2 days before their unit is to go back to the US after their tour, an Iraqi man with a bomb vest strapped to his chest approaches them saying he has been forced to wear it at gun point by the insurgents and that he doesn’t want to die. James tries to cut off the locks to remove the vest, but there are too many to undo in the time available before the bomb will detonate. He has to abandon the man, who is killed when the bombs explode. Sanborn is left distraught by the man’s death; he confesses to James that he can no longer cope with the pressure and wants to return home and have a son. As their tour of Iraq ends, James returns home to his wife, Connie and their infant son but finds himself unable to adjust to civilian life. One night, playing with his baby son he confesses that there is only one thing he loves to do.
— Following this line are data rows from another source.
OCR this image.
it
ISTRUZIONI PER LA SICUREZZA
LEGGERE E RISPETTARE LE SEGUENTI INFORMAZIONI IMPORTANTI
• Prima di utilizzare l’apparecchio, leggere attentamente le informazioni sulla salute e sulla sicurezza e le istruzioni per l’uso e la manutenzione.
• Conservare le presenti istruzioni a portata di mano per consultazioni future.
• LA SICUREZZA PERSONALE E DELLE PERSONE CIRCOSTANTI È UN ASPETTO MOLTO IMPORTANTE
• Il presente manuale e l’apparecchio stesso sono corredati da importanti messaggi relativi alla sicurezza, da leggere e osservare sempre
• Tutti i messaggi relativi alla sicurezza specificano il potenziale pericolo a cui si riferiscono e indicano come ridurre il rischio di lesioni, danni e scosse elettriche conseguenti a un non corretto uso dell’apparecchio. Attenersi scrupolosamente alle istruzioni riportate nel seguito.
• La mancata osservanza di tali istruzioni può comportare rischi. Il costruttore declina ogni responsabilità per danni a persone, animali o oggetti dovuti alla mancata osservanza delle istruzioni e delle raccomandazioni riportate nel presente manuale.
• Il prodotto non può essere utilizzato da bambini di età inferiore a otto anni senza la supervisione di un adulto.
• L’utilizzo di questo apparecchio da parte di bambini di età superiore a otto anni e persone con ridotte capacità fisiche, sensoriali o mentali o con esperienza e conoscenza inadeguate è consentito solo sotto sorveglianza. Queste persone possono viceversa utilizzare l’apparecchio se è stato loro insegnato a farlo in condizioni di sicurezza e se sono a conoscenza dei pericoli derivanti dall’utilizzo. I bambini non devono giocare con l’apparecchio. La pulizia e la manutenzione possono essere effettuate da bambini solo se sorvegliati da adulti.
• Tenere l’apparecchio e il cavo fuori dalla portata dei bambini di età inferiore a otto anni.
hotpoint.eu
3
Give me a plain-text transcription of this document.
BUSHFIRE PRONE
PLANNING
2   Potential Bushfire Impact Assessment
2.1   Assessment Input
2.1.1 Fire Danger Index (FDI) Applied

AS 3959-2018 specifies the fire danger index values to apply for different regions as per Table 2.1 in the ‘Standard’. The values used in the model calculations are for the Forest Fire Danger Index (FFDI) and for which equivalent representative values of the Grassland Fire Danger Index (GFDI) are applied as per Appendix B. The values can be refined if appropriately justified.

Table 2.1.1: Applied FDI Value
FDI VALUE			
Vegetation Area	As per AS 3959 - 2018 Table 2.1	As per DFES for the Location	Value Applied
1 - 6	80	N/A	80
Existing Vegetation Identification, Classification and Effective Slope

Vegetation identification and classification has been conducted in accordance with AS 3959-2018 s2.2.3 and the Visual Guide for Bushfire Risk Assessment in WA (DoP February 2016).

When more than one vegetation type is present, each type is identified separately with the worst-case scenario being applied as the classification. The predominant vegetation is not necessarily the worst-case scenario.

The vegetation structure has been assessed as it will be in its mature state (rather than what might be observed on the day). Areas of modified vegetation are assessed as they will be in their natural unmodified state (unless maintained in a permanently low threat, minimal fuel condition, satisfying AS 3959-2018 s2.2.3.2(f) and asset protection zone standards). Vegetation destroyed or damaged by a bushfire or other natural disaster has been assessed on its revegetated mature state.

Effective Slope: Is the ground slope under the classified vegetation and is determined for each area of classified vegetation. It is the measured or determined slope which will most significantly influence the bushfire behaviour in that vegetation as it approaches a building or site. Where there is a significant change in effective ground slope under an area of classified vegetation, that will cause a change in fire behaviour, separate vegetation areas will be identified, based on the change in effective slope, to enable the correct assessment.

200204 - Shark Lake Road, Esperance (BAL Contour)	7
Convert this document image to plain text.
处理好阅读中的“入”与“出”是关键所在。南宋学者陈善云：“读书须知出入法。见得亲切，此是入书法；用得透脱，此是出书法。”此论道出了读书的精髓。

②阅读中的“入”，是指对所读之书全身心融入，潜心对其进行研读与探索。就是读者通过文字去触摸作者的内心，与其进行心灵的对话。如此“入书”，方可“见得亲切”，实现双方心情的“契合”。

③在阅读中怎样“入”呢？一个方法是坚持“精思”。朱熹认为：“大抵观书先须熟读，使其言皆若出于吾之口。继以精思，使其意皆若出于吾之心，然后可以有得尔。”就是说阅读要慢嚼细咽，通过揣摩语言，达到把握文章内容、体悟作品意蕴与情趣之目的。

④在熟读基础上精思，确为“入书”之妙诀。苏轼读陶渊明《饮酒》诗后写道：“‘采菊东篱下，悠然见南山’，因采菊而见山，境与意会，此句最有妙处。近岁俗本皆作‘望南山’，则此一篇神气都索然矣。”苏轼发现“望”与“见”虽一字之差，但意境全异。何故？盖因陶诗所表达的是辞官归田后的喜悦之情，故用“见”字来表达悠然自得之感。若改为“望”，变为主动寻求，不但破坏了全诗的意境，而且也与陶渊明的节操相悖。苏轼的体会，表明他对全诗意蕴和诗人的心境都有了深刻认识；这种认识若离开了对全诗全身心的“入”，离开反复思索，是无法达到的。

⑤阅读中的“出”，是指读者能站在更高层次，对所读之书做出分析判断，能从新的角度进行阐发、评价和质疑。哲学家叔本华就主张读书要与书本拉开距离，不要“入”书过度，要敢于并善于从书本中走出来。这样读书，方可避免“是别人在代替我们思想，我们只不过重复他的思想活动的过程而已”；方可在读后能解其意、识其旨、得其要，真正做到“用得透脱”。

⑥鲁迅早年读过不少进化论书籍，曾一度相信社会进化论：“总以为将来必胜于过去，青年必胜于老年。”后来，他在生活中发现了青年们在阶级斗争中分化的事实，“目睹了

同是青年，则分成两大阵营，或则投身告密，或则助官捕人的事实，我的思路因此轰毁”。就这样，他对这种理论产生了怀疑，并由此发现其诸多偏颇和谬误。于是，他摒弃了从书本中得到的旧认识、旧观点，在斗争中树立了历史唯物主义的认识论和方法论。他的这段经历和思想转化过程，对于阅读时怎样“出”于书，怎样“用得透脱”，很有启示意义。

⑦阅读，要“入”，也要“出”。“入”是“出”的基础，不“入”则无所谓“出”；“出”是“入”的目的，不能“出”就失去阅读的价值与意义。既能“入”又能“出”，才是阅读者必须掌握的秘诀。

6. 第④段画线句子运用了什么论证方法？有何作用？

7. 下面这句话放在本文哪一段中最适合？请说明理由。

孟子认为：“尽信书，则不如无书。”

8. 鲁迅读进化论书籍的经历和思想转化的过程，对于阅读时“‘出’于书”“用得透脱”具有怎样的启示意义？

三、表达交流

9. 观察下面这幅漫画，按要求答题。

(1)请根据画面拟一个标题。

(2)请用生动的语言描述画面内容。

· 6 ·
Shortly thereafter, he starts another tour of duty serving with Delta Company U.S. Army EOD unit as they are starting their 365-day rotation.

As a rule I rarely watch American war movies as I have my own personal feelings about them. Especially something like Iraq which is an unjust war. Is the movie good? Yes I thought it was well acted and made, with Jeremey Renner doing an excellent job and leading other good performances. But I don’t see why this one the best movie at the Oscars and chalk it upto the Academy loving American war movies. It’s an 8 outta 10 for me!